Alors, mon fils s’est présenté. Alors, ils ont confirmé que le bout
de papier a été retrouvé dans la maison. Donc, après la mort de Madame Alphonsine,
ils ont fouillé la maison et ils ont trouvé le petit bout de papier. Alors,
ils ont confirmé à mon fils qu’il… qu’il va mourir le premier, parce qu’il est
ennemi du pays. Vous imaginez, un fils de 13 ans ! Alors, ils ont dit :
« Vous regagnez le couvent, mais vous allez mourir ». Donc, ils sont
entrés, ils devaient mourir. Alors, ils ont passé deux jours avant et le premier
jour, parce que justement, ils étaient menacés, ils avaient des coups de téléphone
et, d’ailleurs, les deux jeunes de KARENZI, le fils de KARENZI et mon fils,
ils demandaient à Thierry de changer son nom et disaient : « Thierry,
de toute façon, quand ils vont venir, ils vont se rappeler ton nom. Donc, il
faudra que tu changes ton nom, que tu prennes le nom de ton frère qui est à
Bujumbura ». Parce que nous avions eu des attaques à la maison, et chaque
fois, donc, notre famille était ciblée. Et nous avions deux garçons à Bujumbura,
et donc, les deux autres à Butare. Alors, ils ont demandé à mon fils de changer
son nom, de s’appeler avec le nom de son grand frère qui est à Bujumbura. Et
alors, les deux jeunes étaient convaincus qu’on allait tuer Malik KARENZI, Solange
KARENZI et Thierry BAHIZI. Alors, ils disaient : « Au moins, si tu
changes ton nom, on ne te reconnaîtra pas, parce que nous ne portons pas des
noms ciblés ».
Donc, déjà au départ, je sentais, quand on m’a appris la nouvelle,
j’ai compris que les bourreaux de mes enfants et des enfants de KARENZI, c’étaient
les mêmes que leurs parents. Et j’avais appris justement que… Madame Alphonsine
avait demandé à ces bourreaux de demander au professeur Vincent qu’il n’était
pas un Inyenzi et que lui a confirmé, parce qu’elle est morte après. Donc, j’ai
compris tout de suite que les bourreaux du professeur KARENZI, non, de Madame
Alphonsine KARENZI, étaient les mêmes que ceux qui ont poursuivi mes enfants
pendant les 9 jours qu’ils sont restés en vie, parce qu’ils venaient de quitter
seulement le 22 avril, et ils sont morts le… le 30. Et alors, au moment de
l’enlèvement, on m’a donc… ils devaient partir pour la mort quand les miliciens
étaient là et les militaires, certains intellectuels qui sont venus avec eux,
et il paraîtrait que, quand la sœur supérieure avec, il y avait des gens qui
mentaient, qu’ils étaient des Hutu et qu’on les mettait de côté. Elle a demandé
à une autre sœur d’aller mentir que Thierry BAHIZI et Emmery, mon fils, l’autre…
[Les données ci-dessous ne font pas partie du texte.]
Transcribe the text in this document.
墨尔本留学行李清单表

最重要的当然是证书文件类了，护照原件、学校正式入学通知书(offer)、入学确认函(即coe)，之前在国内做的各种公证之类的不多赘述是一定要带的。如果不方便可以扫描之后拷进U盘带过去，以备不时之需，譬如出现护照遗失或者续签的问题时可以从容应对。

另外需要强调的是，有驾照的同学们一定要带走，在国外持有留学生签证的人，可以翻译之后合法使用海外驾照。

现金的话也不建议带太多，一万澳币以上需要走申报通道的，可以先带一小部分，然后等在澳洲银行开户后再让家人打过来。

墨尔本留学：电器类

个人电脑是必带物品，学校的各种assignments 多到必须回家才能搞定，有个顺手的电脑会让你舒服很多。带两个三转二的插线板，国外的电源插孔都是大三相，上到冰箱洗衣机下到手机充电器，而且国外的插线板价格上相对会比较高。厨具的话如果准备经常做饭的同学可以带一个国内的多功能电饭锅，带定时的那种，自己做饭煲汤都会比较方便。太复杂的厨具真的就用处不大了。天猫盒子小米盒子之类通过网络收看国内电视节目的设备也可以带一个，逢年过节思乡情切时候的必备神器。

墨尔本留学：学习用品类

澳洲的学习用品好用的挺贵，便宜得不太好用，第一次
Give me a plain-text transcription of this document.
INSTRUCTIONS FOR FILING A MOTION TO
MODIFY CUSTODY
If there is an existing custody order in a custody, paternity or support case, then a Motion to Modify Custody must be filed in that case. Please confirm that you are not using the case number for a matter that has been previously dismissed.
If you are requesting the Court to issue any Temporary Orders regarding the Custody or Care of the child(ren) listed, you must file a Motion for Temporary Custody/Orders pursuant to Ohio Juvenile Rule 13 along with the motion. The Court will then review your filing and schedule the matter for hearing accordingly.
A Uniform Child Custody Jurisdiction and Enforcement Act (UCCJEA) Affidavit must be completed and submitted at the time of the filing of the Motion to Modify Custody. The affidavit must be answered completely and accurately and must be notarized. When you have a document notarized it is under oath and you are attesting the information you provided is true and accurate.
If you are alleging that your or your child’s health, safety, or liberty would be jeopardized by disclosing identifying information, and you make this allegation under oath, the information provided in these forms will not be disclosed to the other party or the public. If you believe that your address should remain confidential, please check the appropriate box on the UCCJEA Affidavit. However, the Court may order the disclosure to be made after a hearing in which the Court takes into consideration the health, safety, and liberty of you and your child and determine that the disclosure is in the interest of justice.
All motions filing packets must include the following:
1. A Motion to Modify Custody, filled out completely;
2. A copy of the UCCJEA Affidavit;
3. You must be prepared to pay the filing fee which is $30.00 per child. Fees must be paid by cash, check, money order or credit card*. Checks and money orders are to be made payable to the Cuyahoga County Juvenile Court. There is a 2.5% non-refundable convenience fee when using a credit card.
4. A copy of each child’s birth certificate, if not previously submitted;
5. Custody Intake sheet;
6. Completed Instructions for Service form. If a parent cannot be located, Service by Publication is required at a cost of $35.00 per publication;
et les jeunes de KARENZI, c’étaient des Hutu que ce sont des neveux. La sœur,
vraiment, est allée demander au milicien que ces trois enfants, les plus jeunes,
c’étaient ses neveux. Les miliciens ont accepté.
La sœur a reconduit les enfants vers le couvent, et alors il y a
un militaire qui les a ramenés. Il a dit : « En tout cas, vous
êtes de la famille de KARENZI ; je vous reconnais tous les trois ».
Alors, ils les ont pris, ils les ont torturés paraît-il, donc tout ça, on me
l’a appris depuis 94, il paraît qu’ils sont partis, on les battait, et surtout
mon fils qui s’appelait Emmery, il avait un nez plus long, alors, il paraît
qu’on l’écrasait et on l’a torturé avant du mettre dans la camionnette, parce
qu’ils sont partis entassés. On les mettait dans la camionnette, donc comme…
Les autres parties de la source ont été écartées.